Maccabi Sektzia Ma'alot-Tarshiha
- Full name: Maccabi Sektzia Ma'alot-Tarshiha Football Club מכבי סקציה מעלות תרשיחא
- Dissolved: 2024
- Ground: Municipal Stadium, Ma'alot-Tarshiha
- Owner: Gabi Simhon
- Chairman: Daniel Hazan
- Manager: Nissim Shayun
- League: Liga Bet North A
- 2023–24: Liga Bet North A, 13th
| Home colours | Away colours |

= Maccabi Sektzia Ma'alot-Tarshiha F.C. =

Israeli football club

Maccabi Sektzia Ma'alot-Tarshiha (מכבי סקציה מעלות תרשיחא) is an Israeli football club based in Ma'alot-Tarshiha that currently plays in the Liga Alef North division.

==History==
The club has mostly played in the lower divisions of Israeli football. In the 2004–05 season, they were promoted to Liga Alef for the first time after winning the Liga Bet North A North A division. They finished the debut season in Liga Alef North in 6th place, but were relegated back to Liga Bet in the following season after finishing bottom of Liga Alef North. In the 2010–11 season, the club won the Liga Bet North A division for the second time and returned to Liga Alef. In their comeback season in Liga Alef North, the club achieved their best placing to date, finishing in 4th place. However, they were once again relegated back to Liga Bet in the following season after another bottom finish.
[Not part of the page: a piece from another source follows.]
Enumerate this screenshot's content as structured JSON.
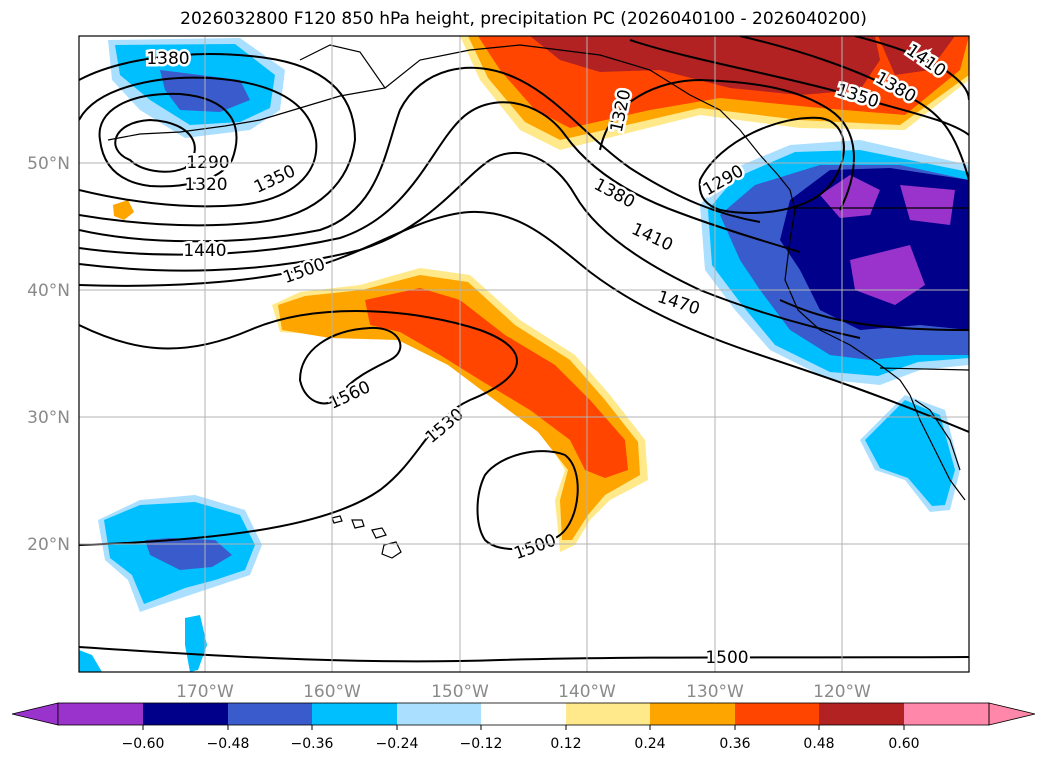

The club made a remarkable run in the 2013–14 Israel State Cup while playing in Liga Bet, the fourth tier of Israeli football, after eliminating Liga Leumit clubs Hakoah Amidar Ramat Gan 3–0 and Hapoel Petah Tikva 2–1, reaching the Quarter-finals. There, they were defeated 8–0 by top flight club, Maccabi Petah Tikva at HaMoshava Stadium.

In the same season, the club finished third in Liga North A and qualified for the promotion play-offs. After beating F.C. Ahva Kafr Manda, Hapoel Shefa-'Amr, and Maccabi Ahi Iksal, they faced Hapoel Daliyat al-Karmel in the decisive promotion/relegation play-offs. Ma'alot won 6–5 on penalties after a goalless draw and were promoted to Liga Alef.